GM – FBF – Our story today is about the life of a radio air personality, The very first one to own a radio station. Some of you may remember that I also was on the air waves in Milwaukee, WI, Chicago, IL., Cleveland and Philadelphia. Enjoy!

Remember – ” Music was in my blood and I have always dreamed of owning a station one day” – Jesse B, Blayton SR.

Today in our History – Jesse B. Blayton Sr. was born.

Jesse B. Blayton, Sr., was a pioneer African American radio station entrepreneur. Blayton founded WERD-AM in Atlanta, Georgia on October 3, 1949 making him the first African American to own and operate a radio station in the United States.

Jesse Blayton was born in Fallis, Oklahoma, on December 6, 1879. He graduated from the University of Chicago (Illinois) in 1922 and then moved to Atlanta, Georgia to establish a private practice as an accountant. Blayton passed the Georgia accounting examination in 1928, becoming the state’s first black Certified Public Accountant (CPA) and only the fourth African American nationwide to hold the certification.

Blayton also taught accounting at Atlanta University where he encouraged younger blacks to enter the profession. He had little success. Blayton later recalled that much of his recruiting difficulty came from the students’ knowledge that no white-owned accounting firms would hire them and his, the only black-owned firm in the South, was small and had few openings. A decade after Blayton became a CPA there were still only seven other blacks in the U.S. who had achieved that status. 
In 1949 Blayton made history when he bought the 1,000 watt Atlanta radio station WERD for $50,000. Blayton changed the program format and directed toward the local African American audience. WERD was a pioneer in programming what he called “Negro appeal” music, playing early versions of rhythm and blues music that could not be found elsewhere on the air. Although WDIA, established in Memphis, Tennessee in 1948, played music oriented for a black audience, WERD was the only black-owned station to do so at that time. By 1954 there were approximately 200 black-oriented radio stations but fewer than a dozen were African American-owned.

Blayton hired his son, Jesse Blayton, Jr., as the station’s first program director. The younger Blayton hired four black announcers, Joe Howard, Roosevelt Johnson, Jimmy Winnington, and veteran “Jockey” Jack Gibson who by the early 1950s had became one of Atlanta’s most popular radio personalities. Gibson read daily news that was relevant to the black community and often conducted on-air interviews of Atlanta University professors and other prominent black leaders to comment on the leading stories of the day.
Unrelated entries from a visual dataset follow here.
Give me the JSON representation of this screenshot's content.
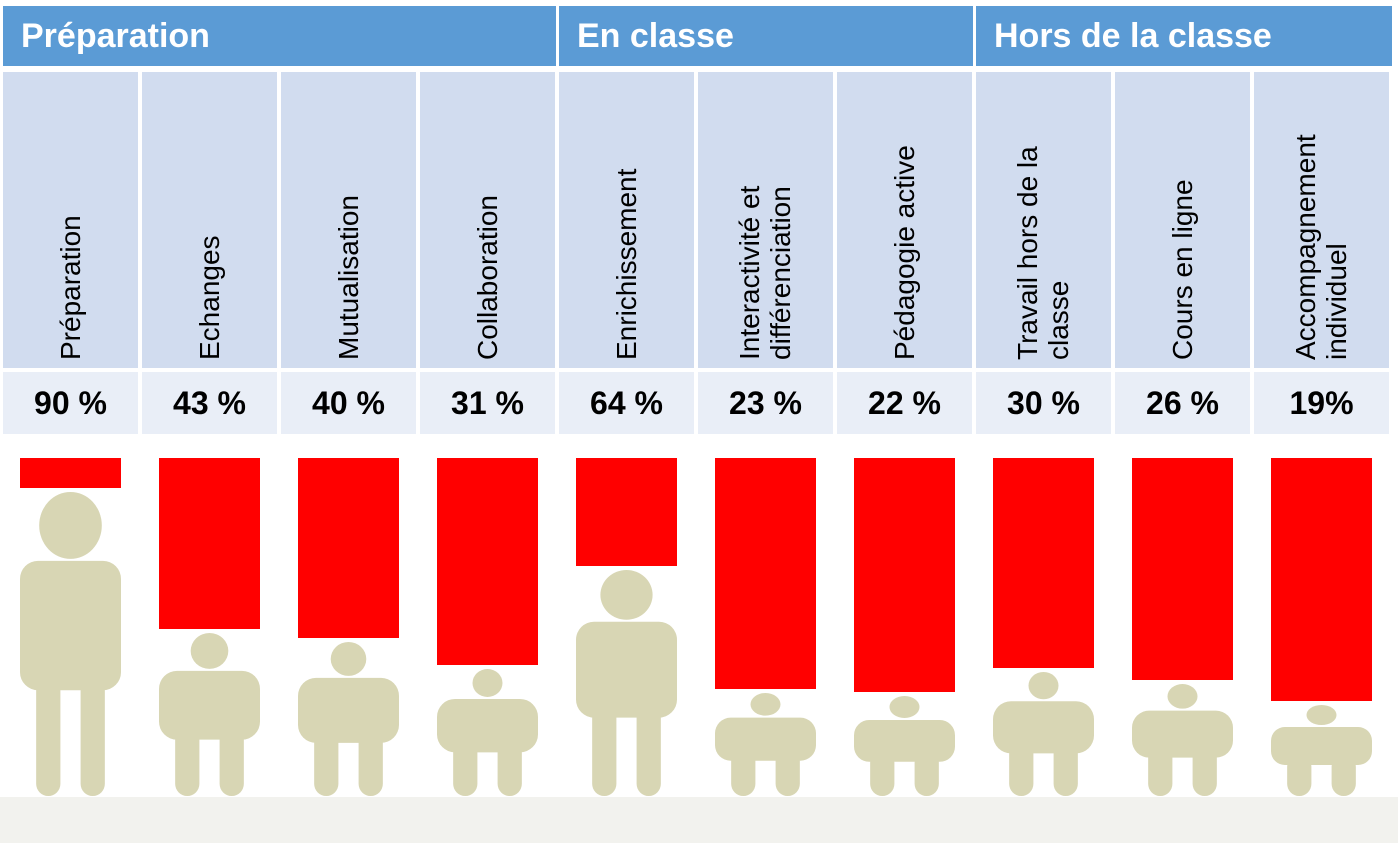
{
  "groups": [
    {
      "label": "Préparation"
    },
    {
      "label": "En classe"
    },
    {
      "label": "Hors de la classe"
    }
  ],
  "chart_data": {
    "type": "bar",
    "categories": [
      "Préparation",
      "Echanges",
      "Mutualisation",
      "Collaboration",
      "Enrichissement",
      "Interactivité et différenciation",
      "Pédagogie active",
      "Travail hors de la classe",
      "Cours en ligne",
      "Accompagnement individuel"
    ],
    "category_lines": [
      [
        "Préparation"
      ],
      [
        "Echanges"
      ],
      [
        "Mutualisation"
      ],
      [
        "Collaboration"
      ],
      [
        "Enrichissement"
      ],
      [
        "Interactivité et",
        "différenciation"
      ],
      [
        "Pédagogie active"
      ],
      [
        "Travail hors de la",
        "classe"
      ],
      [
        "Cours en ligne"
      ],
      [
        "Accompagnement",
        "individuel"
      ]
    ],
    "value_labels": [
      "90 %",
      "43 %",
      "40 %",
      "31 %",
      "64 %",
      "23 %",
      "22 %",
      "30 %",
      "26 %",
      "19%"
    ],
    "values": [
      90,
      43,
      40,
      31,
      64,
      23,
      22,
      30,
      26,
      19
    ],
    "group_of_category": [
      0,
      0,
      0,
      0,
      1,
      1,
      1,
      2,
      2,
      2
    ],
    "ylim": [
      0,
      100
    ],
    "colors": {
      "header": "#5b9bd5",
      "category_bg": "#d1dcef",
      "value_bg": "#e9eef7",
      "bar": "#ff0000",
      "figure": "#d8d6b4"
    }
  }
}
WERD also diverged from other local radio stations in the early 1950s by publicizing the emerging civil rights movement. The station’s location in the Prince Hall Masonic Lodge Building, which also housed the headquarters of the Southern Christian Leadership Conference (SCLC), no doubt gave it a particular advantage. Dr. Martin Luther King, Jr., President of SCLC, often walked upstairs to the WERD studio to make public statements about the organization’s activities. Research more about blacks in the radio world and share with your babies. Make it a champion day!